As physicians who work routinely with very vulnerable people, we find ourselves deeply concerned by the pressures that legalisation of PAS could impose upon our patients. We are also concerned about the specific effects on families who have lost someone through suicide (Hawton and Simkin, 2003) and their support needs.

As a consequence, the Royal Colleghe of Psychiatrists says it is deeply worried about the likely effectrs of the Assisted Dying for the Terminally Ill bill if it were to be enacted. Not only are many college memebers very concerned about the ethics of PAS in general, but they are also extremely concerned about the effect in particular on other patients of doctor-assisted suicide becoming part of the role of a psychiatrist.

If the Bill were enacted, The Royal College of Psychiatrists would strongly recommend the availability of effective concerned psychiatric physicians who will see people who have to face the problem of a potentially painful death or one in which quality of life is judged to be extremely low. The college supports the availability of high quality palliative care and recommends that such teams should have a psychiatrist available to assist, recognising the extent of co-morbid physical and mental illness at the end of life.

The college is very concerned that if this legislation were enacted, it would become impossible to restrict it to people with a limited life expectancy.

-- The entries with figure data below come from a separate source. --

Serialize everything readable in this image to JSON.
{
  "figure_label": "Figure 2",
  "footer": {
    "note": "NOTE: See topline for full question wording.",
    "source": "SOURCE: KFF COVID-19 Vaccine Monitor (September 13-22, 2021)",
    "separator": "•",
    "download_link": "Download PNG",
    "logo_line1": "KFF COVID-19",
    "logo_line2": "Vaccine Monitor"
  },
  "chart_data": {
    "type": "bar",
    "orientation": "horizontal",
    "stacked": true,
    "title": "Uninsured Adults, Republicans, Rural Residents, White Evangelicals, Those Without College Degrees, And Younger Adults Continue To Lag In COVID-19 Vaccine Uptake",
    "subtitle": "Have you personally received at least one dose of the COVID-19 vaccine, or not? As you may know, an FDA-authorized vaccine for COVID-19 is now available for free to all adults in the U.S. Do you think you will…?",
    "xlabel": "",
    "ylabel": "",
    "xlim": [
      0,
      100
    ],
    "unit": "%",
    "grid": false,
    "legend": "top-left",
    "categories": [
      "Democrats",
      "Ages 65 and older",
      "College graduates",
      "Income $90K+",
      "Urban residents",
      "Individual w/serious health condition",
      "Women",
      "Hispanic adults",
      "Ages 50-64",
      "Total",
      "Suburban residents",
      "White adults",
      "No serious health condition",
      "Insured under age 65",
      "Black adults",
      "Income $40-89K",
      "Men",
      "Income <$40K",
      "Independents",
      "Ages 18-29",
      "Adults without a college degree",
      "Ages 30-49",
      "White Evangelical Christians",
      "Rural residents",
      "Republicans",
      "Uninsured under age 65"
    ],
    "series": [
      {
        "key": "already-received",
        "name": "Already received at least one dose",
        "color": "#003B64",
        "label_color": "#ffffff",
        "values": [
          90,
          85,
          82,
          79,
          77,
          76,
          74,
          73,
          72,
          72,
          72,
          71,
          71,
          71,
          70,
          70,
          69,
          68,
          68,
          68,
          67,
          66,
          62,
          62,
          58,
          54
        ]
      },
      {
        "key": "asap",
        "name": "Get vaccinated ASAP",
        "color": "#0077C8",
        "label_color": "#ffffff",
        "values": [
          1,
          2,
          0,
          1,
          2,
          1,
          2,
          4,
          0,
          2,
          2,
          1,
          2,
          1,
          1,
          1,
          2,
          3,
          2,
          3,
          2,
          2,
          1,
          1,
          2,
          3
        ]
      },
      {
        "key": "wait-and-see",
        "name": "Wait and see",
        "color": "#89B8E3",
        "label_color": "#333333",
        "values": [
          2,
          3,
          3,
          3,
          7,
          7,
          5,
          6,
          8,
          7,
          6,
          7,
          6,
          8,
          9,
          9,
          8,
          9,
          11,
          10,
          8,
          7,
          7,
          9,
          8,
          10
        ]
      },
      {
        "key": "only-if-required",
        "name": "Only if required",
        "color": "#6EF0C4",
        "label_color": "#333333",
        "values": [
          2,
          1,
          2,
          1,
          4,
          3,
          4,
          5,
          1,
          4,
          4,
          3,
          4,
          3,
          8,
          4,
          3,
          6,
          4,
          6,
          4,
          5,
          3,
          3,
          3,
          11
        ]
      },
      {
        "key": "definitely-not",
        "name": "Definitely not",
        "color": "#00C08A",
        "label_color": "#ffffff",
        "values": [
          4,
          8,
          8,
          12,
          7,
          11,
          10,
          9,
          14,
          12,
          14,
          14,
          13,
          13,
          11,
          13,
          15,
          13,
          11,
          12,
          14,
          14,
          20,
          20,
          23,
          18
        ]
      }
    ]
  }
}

It is also very concerned about the effect of physician assisted suicide on families, and suggest that support for families of identified patients may be needed for a lengthy period.

If PAS were enacted, there should be at least two independent assessments, as for other serious decisions under legislation. Since suicidality fluctuates, the assessments should first trigger expert psychiatric advice on treatment of depression, and there should be two specialist assessments, spaced, for example, at least two months apart with offers of treatment for both depression and pain, so that there is time for the suicidal ideation to abate - since the ending of life is irrevocable.